People who took Xeljanz or Xeljanz XR for rheumatoid arthritis, psoriatic arthritis or ulcerative colitis and suffered blood clots may be eligible to file a lawsuit against Pfizer Inc. Lawyers began accepting cases after the U.S. Food and Drug Administration announced that a safety trial found an increased risk of blood clots in the lungs and death in people who took a higher dose of the drug to treat rheumatoid arthritis.
Lawyers are currently accepting cases from rheumatoid arthritis, psoriatic arthritis and ulcerative colitis patients who took Xeljanz or Xeljanz XR and suffered a blood clot in the legs, thigh or pelvis, or in the lungs. The medical term for blood clots in the lungs is pulmonary embolism, or PE. Doctors refer to the other type of clots as deep vein thrombosis, or DVT.
The U.S. Food and Drug Administration first approved Xeljanz in 2012 to treat moderately to severely active rheumatoid arthritis. It later approved the drug for ulcerative colitis and psoriatic arthritis.

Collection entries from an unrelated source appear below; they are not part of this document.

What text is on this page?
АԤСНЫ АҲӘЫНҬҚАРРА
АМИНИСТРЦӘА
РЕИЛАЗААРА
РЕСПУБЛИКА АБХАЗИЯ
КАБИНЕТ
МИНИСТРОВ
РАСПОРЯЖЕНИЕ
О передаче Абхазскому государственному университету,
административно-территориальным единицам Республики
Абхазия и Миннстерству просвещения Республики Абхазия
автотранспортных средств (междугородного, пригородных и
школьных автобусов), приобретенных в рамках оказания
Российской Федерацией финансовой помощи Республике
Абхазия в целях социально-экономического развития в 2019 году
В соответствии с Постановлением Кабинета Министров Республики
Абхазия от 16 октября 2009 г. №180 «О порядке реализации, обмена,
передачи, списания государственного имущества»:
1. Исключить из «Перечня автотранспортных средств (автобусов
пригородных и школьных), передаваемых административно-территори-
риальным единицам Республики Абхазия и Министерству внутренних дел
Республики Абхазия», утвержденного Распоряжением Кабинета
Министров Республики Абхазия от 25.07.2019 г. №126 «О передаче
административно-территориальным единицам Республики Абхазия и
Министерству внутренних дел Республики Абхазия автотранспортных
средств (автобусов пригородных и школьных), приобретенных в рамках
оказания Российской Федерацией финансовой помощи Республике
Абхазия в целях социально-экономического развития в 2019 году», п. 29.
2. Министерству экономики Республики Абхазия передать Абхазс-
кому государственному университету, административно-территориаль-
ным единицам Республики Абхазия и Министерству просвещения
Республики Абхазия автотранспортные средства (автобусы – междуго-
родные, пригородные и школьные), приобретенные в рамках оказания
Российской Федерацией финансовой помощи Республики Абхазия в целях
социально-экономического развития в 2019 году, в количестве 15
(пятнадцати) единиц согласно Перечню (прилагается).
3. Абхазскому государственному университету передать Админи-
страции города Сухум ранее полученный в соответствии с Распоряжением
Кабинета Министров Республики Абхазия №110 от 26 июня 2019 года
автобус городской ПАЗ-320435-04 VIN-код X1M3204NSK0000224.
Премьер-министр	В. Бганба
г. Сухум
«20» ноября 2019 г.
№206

The drug has been on the market for years, but in February 2019, the FDA released a safety alert about an increased risk of blood clots and death. The agency has since approved a black box warning about the risks.
According to the Xeljanz website, about 132,000 Americans were prescribed the drug between January 2013 and July 2018 to treat rheumatoid arthritis. Many more patients may have been prescribed the medication it to treat ulcerative colitis or psoriatic arthritis. Pfizer reported it made about $1.7 billion off the drug in 2018.
Injury Claims: Blood Clots
After the FDA announced an increased risk of clots with Xeljanz, lawyers began accepting cases on behalf of people who took the drug and suffered from two kinds of blood clots: pulmonary embolisms and deep vein thrombosis.
Between 2013 and 2018, the FDA received reports of 52 DVTs and 79 PEs in patients who took Xeljanz, according to the FDA Adverse Events Reporting System (FAERS) Public Dashboard. Patients in 15 of the cases died.
The limitation of FAERS is that data is self-reported, and there is no way to verify these results. There may also be more cases than were reported.